People v Johnson
2018 NY Slip Op 03313 [161 AD3d 460]
May 8, 2018
Appellate Division, First Department
Published by New York State Law Reporting Bureau pursuant to Judiciary Law § 431.
As corrected through Wednesday, June 27, 2018


[*1]
 The People of the State of New York, Respondent,
v
Shawn Johnson, Appellant.

Rosemary Herbert, Office of the Appellate Defender, New York (Daniel Lambright of counsel), for appellant.

Cyrus R. Vance, Jr., District Attorney, New York (Luis Morales of counsel), for respondent.

Judgment, Supreme Court, New York County (Bruce Allen, J.), rendered April 8, 2013, convicting defendant, after a jury trial, of two counts of promoting prostitution in the third degree, and sentencing him to five years' probation, unanimously affirmed.

Defendant's argument concerning a witness's invocation of her privilege against self-incrimination in response to certain questions is essentially the same as an argument we rejected on a codefendant's appeal (People v Roseboro, 151 AD3d 526 [1st Dept 2017], lv denied 30 NY3d 983 [2017]), and we find no reason to revisit that determination or reach a different conclusion as to this defendant.

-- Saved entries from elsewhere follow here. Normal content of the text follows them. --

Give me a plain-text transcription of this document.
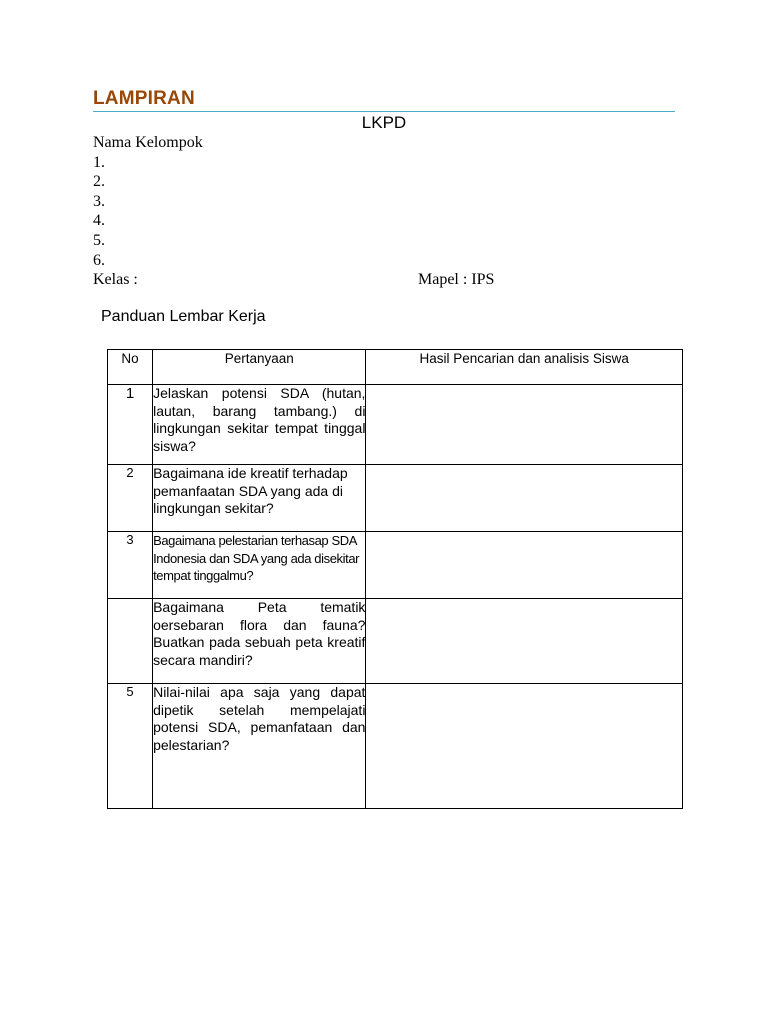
LAMPIRAN
LKPD
Nama Kelompok
1.
2.
3.
4.
5.
6.
Kelas :	Mapel : IPS
Panduan Lembar Kerja
No	Pertanyaan	Hasil Pencarian dan analisis Siswa
1	Jelaskan potensi SDA (hutan, lautan, barang tambang.) di lingkungan sekitar tempat tinggal siswa?	
2	Bagaimana ide kreatif terhadap pemanfaatan SDA yang ada di lingkungan sekitar?	
3	Bagaimana pelestarian terhasap SDA Indonesia dan SDA yang ada disekitar tempat tinggalmu?	
	Bagaimana Peta tematik oersebaran flora dan fauna? Buatkan pada sebuah peta kreatif secara mandiri?	
5	Nilai-nilai apa saja yang dapat dipetik setelah mempelajati potensi SDA, pemanfataan dan pelestarian?	
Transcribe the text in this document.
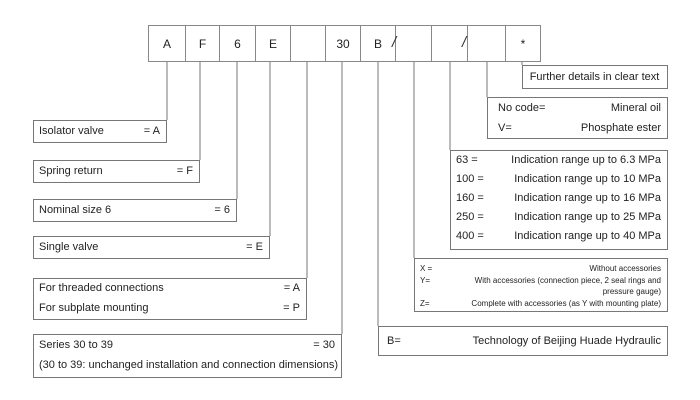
A	F	6	E	30	B	*
/	/
Isolator valve	= A
Spring return	= F
Nominal size 6	= 6
Single valve	= E
For threaded connections	= A
For subplate mounting	= P
Series 30 to 39	= 30
(30 to 39: unchanged installation and connection dimensions)
Further details in clear text
No code=	Mineral oil
V=	Phosphate ester
63 =	Indication range up to 6.3 MPa
100 =	Indication range up to 10 MPa
160 =	Indication range up to 16 MPa
250 =	Indication range up to 25 MPa
400 =	Indication range up to 40 MPa
X =	Without accessories
Y=	With accessories (connection piece, 2 seal rings and
pressure gauge)
Z=	Complete with accessories (as Y with mounting plate)
B=	Technology of Beijing Huade Hydraulic
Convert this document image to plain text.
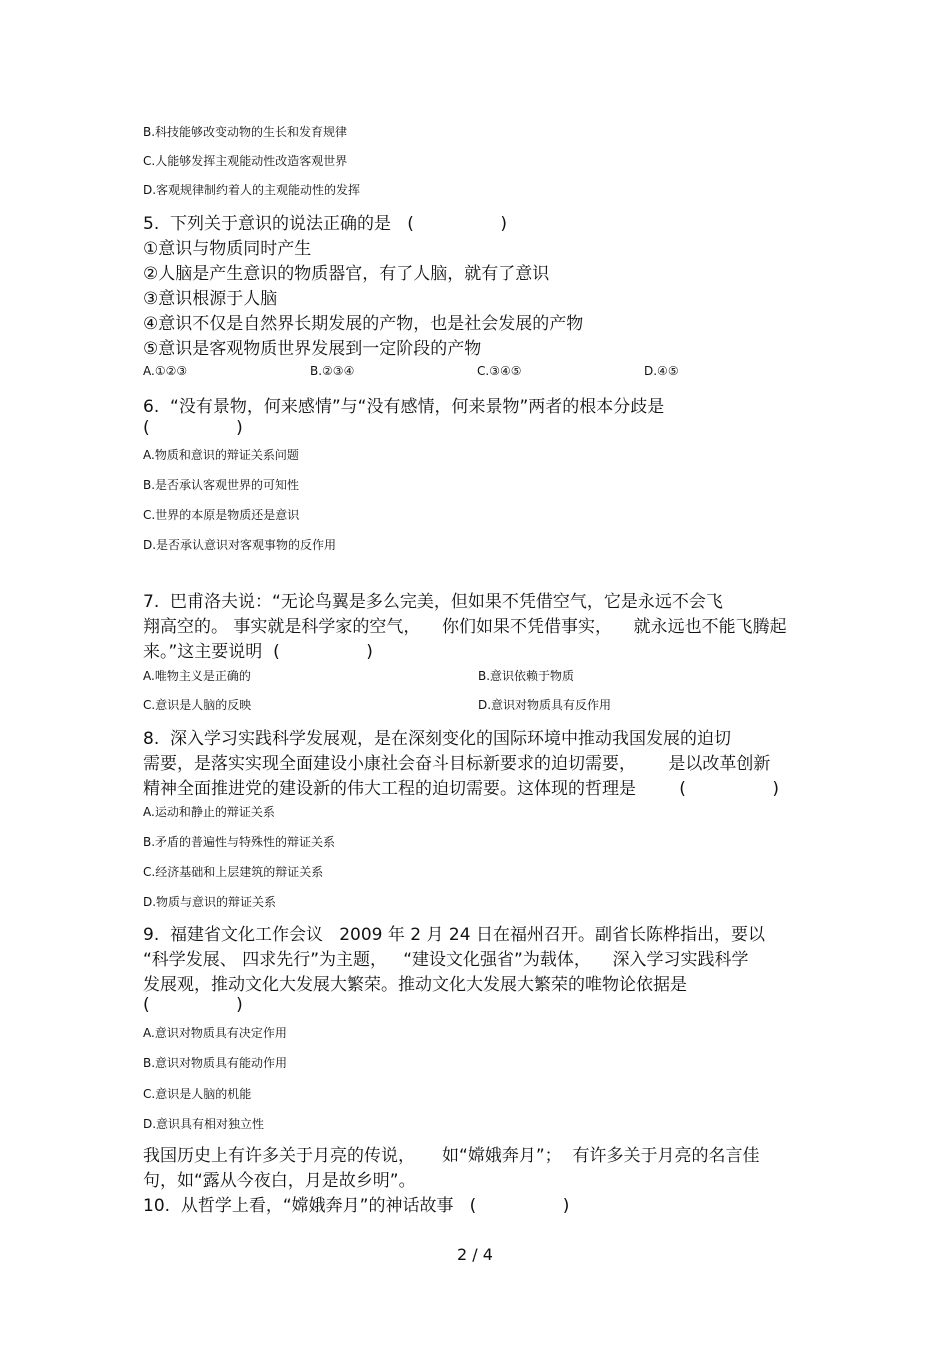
B.科技能够改变动物的生长和发育规律
C.人能够发挥主观能动性改造客观世界
D.客观规律制约着人的主观能动性的发挥
5.  下列关于意识的说法正确的是   (                )
①意识与物质同时产生
②人脑是产生意识的物质器官，有了人脑，就有了意识
③意识根源于人脑
④意识不仅是自然界长期发展的产物，也是社会发展的产物
⑤意识是客观物质世界发展到一定阶段的产物
A.①②③	B.②③④	C.③④⑤	D.④⑤
6.  “没有景物，何来感情”与“没有感情，何来景物”两者的根本分歧是
(                )
A.物质和意识的辩证关系问题
B.是否承认客观世界的可知性
C.世界的本原是物质还是意识
D.是否承认意识对客观事物的反作用
7.  巴甫洛夫说：“无论鸟翼是多么完美，但如果不凭借空气，它是永远不会飞
翔高空的。 事实就是科学家的空气，    你们如果不凭借事实，    就永远也不能飞腾起
来。”这主要说明  (                )
A.唯物主义是正确的	B.意识依赖于物质
C.意识是人脑的反映	D.意识对物质具有反作用
8.  深入学习实践科学发展观，是在深刻变化的国际环境中推动我国发展的迫切
需要，是落实实现全面建设小康社会奋斗目标新要求的迫切需要，      是以改革创新
精神全面推进党的建设新的伟大工程的迫切需要。这体现的哲理是        (                )
A.运动和静止的辩证关系
B.矛盾的普遍性与特殊性的辩证关系
C.经济基础和上层建筑的辩证关系
D.物质与意识的辩证关系
9.  福建省文化工作会议   2009 年 2 月 24 日在福州召开。副省长陈桦指出，要以
“科学发展、 四求先行”为主题，   “建设文化强省”为载体，    深入学习实践科学
发展观，推动文化大发展大繁荣。推动文化大发展大繁荣的唯物论依据是
(                )
A.意识对物质具有决定作用
B.意识对物质具有能动作用
C.意识是人脑的机能
D.意识具有相对独立性
我国历史上有许多关于月亮的传说，     如“嫦娥奔月”；  有许多关于月亮的名言佳
句，如“露从今夜白，月是故乡明”。
10.  从哲学上看，“嫦娥奔月”的神话故事   (                )
2 / 4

On the codefendant's appeal, we also rejected, by way of an alternative holding, a procedurally defaulted claim that the court should have granted a missing witness charge. Although this defendant, unlike the codefendant, preserved the issue, and although the uncalled witness may have shared a closer relationship with the codefendant than with this defendant, we likewise find no reason to reach a different result. There is no basis to have expected the uncalled witness to provide testimony favorable to the People as to either defendant. Concur—Sweeny, J.P., Renwick, Mazzarelli, Gesmer, Singh, JJ.